Others are confident that they can keep their practices intact, or at least continue at a reduced level, but are concerned about what the future will look like.  How will their practices be affected when we return to some form of normalcy? What should they be planning now to take advantage of the opportunities that will be presented by this change?

I was asked these questions this week at the Wisconsin Bar Practice Management Discussion Group, and of course I am always willing to voice my opinion. 

The current situation is different from the great recession in 2008-2009.  While many law firms stopped hiring at that time, and even had layoffs, the legal system remained open and operating.  This pandemic has at least partially closed our legal system.

Courts are moving trials and hearings out into the future.  Some actions cannot even be filed.  For example, Wisconsin Emergency Order #15 prohibits the filing of foreclosure and eviction actions through May 26.  Federal laws are curbing the enforcement of student loan and mortgage defaults.

What this means is that a return to normal will also unleash pent-up demand for lawyer services, especially litigation.  This does not mean that there are no lawsuits being filed now, only that there will be a substantial increase once Stay at Home Orders are lifted.

We can expect to see contract disputes dealing with defaults due to coronavirus.  Will the virus fall under force majeure clauses?  Will the pandemic be considered an Act of God, justifying non-performance?  

Similarly, we can expect to see increased litigation over insurance coverage.  Many policies include business interruption coverage, and courts will be left to decide whether a pandemic qualifies for such coverage. 

Labor and employment lawyers will be busy.  Layoffs and workforce reductions almost always bear claims of discriminatory or unlawful filing.  This pandemic will no doubt give rise to lots of safety issues. 

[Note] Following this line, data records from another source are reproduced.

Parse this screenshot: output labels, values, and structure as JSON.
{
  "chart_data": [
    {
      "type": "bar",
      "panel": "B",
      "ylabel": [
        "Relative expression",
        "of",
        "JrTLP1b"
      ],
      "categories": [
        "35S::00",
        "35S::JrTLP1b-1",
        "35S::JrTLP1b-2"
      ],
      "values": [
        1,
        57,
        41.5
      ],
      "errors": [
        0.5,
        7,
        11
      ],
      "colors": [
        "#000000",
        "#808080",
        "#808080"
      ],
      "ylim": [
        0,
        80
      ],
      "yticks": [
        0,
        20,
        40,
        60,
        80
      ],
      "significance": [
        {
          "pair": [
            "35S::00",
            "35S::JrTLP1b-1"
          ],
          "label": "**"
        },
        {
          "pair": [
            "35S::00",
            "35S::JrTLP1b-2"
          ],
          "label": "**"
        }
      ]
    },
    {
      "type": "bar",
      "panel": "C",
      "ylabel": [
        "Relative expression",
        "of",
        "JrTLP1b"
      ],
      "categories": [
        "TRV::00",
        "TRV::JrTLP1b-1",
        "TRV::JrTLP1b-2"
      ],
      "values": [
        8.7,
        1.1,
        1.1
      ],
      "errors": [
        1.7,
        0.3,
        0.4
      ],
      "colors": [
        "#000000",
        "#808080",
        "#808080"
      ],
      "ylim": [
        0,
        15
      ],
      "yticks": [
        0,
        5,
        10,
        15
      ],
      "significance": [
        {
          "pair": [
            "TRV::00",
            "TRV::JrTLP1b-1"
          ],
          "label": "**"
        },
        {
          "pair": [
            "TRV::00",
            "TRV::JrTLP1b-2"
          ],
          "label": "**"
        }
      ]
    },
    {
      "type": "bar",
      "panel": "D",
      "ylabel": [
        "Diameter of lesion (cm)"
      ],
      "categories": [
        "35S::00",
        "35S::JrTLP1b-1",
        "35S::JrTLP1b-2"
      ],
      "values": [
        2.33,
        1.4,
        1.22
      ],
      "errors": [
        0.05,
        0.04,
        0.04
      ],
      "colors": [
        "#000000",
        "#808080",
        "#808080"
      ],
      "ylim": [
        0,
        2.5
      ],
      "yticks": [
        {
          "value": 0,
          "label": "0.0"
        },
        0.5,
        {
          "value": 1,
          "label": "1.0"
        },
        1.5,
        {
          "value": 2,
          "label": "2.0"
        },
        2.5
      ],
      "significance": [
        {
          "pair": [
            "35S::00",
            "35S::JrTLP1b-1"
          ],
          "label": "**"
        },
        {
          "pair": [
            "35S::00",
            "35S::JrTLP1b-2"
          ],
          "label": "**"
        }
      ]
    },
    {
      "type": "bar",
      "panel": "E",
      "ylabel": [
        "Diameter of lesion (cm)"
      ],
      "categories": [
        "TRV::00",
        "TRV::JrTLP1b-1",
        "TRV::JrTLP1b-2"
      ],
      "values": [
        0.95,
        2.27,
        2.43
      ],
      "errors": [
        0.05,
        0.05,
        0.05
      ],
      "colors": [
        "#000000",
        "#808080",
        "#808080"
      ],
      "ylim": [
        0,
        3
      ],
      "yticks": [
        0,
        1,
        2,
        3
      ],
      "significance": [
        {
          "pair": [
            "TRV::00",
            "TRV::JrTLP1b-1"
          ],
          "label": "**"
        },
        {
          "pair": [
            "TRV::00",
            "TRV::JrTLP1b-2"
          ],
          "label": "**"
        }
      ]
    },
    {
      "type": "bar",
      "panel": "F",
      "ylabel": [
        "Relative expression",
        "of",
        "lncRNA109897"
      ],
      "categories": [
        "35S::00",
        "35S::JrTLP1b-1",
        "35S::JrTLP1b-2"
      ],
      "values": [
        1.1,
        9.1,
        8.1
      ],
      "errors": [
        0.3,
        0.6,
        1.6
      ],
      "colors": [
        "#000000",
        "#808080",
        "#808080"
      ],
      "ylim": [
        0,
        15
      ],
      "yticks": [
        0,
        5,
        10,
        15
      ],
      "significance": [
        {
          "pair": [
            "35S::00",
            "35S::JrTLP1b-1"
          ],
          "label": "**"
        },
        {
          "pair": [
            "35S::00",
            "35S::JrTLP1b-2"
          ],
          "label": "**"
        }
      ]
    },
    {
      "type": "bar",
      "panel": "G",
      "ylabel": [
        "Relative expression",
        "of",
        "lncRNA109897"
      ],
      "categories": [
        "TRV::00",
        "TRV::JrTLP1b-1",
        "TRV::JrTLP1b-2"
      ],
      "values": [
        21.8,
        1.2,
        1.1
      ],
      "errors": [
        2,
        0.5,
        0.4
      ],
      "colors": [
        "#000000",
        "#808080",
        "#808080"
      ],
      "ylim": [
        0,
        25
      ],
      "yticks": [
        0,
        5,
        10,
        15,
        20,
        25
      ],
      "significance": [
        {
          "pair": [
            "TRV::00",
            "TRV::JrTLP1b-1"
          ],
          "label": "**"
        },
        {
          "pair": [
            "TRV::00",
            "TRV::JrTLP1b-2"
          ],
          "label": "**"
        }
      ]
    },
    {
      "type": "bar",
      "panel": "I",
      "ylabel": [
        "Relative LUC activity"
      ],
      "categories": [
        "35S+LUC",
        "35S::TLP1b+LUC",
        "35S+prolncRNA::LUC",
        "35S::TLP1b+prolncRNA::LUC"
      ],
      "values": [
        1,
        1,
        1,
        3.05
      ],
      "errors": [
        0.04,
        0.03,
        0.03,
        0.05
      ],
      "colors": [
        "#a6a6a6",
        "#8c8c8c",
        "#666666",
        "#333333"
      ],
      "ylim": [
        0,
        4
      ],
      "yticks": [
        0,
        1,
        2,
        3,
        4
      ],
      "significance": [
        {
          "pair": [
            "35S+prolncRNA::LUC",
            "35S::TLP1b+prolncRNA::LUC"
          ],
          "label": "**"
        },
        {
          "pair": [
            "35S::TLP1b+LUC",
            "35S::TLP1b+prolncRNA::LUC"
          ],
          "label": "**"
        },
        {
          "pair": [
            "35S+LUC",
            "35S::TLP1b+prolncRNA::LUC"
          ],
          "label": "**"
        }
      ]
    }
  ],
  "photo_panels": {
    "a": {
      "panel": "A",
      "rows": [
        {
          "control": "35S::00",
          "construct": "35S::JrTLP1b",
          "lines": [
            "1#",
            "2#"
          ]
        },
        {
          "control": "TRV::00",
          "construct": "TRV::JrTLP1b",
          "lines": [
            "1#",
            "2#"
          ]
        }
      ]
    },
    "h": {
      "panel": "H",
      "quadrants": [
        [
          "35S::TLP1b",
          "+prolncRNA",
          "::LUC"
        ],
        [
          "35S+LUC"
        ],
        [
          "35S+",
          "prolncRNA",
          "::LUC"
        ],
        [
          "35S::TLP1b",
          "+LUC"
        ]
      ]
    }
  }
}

Many of the fatalities from coronavirus are clustered in nursing homes and assisted care facilities.  We can expect a rash of negligence claims being brought against such institutions.

These may include class actions.  We can also expect class actions to be brought against cruise lines, airlines, and a number of employers.

Predictions are that divorce filings will spike sharply.  People who are remaining together because of economics will be much more ready to take action once they have income again.

My practice area, bankruptcy, will undoubtedly be a busy one.  Right now I am counseling people and businesses about how simply to survive the Stay at Home period that will require liquidity and cash.

I have encouraged both clients and lawyers to apply for the Payroll Protection Plan (PPP) and moderated Virtual Town Halls through the Wisconsin State Bar to share my knowledge.  You can read more about the PPP loan here: https://www.sba.gov/funding-programs/loans/coronavirus-relief-options/paycheck-protection-program or in the attachment provided by treasury.gov: https://home.treasury.gov/policy-issues/cares/assistance-for-small-businesses.

Once our businesses re-open I will focus on financial health, getting people solvent again and re-structuring debt so that re-opened businesses will be able to stay open.

COVID-19 is a change for us all. But change always provides opportunity. We have to look for it. Please share your ideas.